La commune de demain ne peut non plus se penser indépendamment des intercommunalités. Or, en droit, un modèle participatif propre à celles-ci tend à se développer, dans un sens plus co-constructif. Il reste néanmoins des zones d’ombre à clarifier à leur sujet, notamment sur la possibilité de recourir à la pétition ou au référendum local[3].
La décentralisation à la française s’est avant tout construite comme une démocratie élective. Au-delà des nécessaires ajustements à apporter au cadre juridique, cela constitue une culture politique commune qu’il faut continuer de faire évoluer, tant chez les agents que chez les personnes élues et les personnes non élues
Ce billet reprend en version condensée une note produite pour une audition devant la mission d’information sénatoriale sur l’avenir de la commune et du maire qui s’est tenue le 6 juin 2023. Parmi les questions traitées, la mission a souhaité aborder celle de la démocratie participative en s’interrogeant sur les outils existants, leur appropriation par les citoyennes et les citoyens et les améliorations à apporter.

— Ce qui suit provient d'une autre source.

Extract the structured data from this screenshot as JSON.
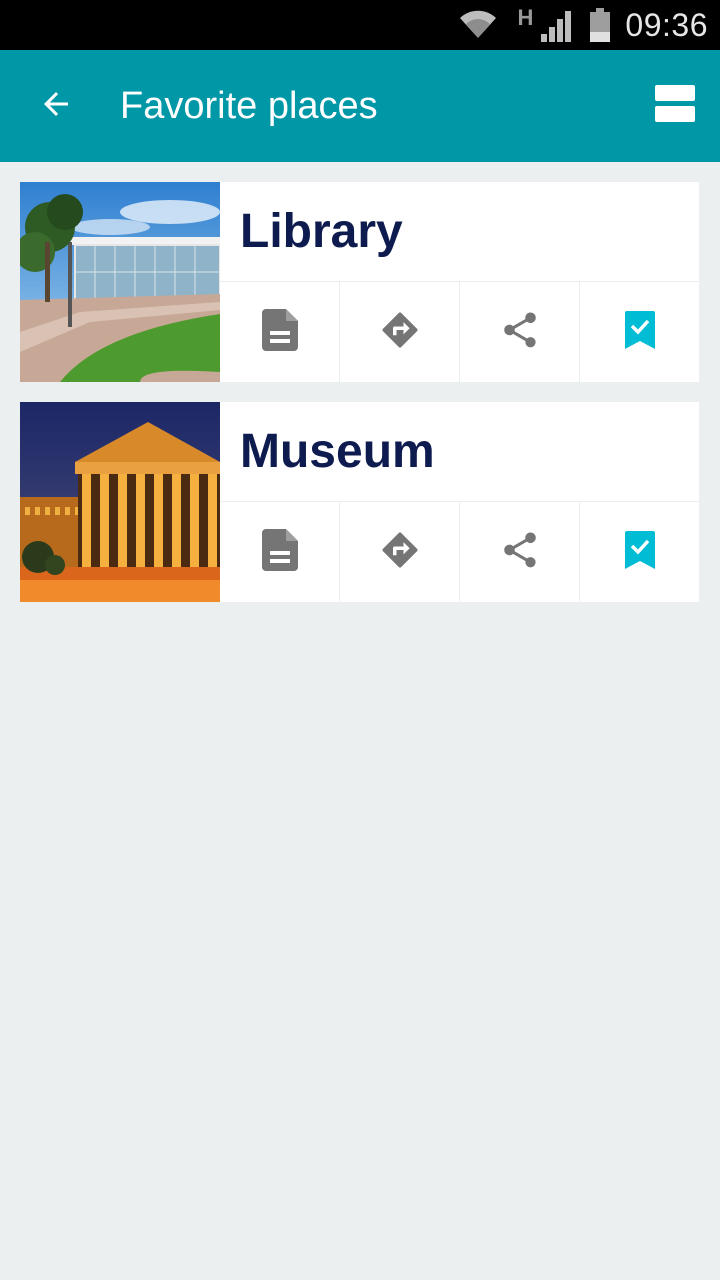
{
  "status_bar": {
    "network_type": "H",
    "time": "09:36"
  },
  "app_bar": {
    "title": "Favorite places",
    "back_icon": "arrow-back-icon",
    "view_toggle_icon": "view-stream-icon",
    "background_color": "#0097a7"
  },
  "places": [
    {
      "name": "Library"
    },
    {
      "name": "Museum"
    }
  ],
  "actions": {
    "details_icon": "document-icon",
    "directions_icon": "directions-icon",
    "share_icon": "share-icon",
    "bookmark_icon": "bookmark-check-icon",
    "icon_color": "#757575",
    "bookmark_color": "#00bcd4"
  },
  "text_color": "#0d1b4f"
}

[1] Voir à ce sujet dossier spécial Actualité juridique du droit administratif français, n° 14, 17 avril 2023.
[2] Elle-même peut être modernisée, par exemple en parlementarisant davantage la vie représentative locale, ouvrant sur une gouvernance plus collective, remodelant aussi la place du ou de la maire.
[3] Camille Morio, « La métropolisation et le citoyen », in S. Saunier (dir.) Métropolisation et grands ensembles urbains, L’Harmattan, à paraître en 2023.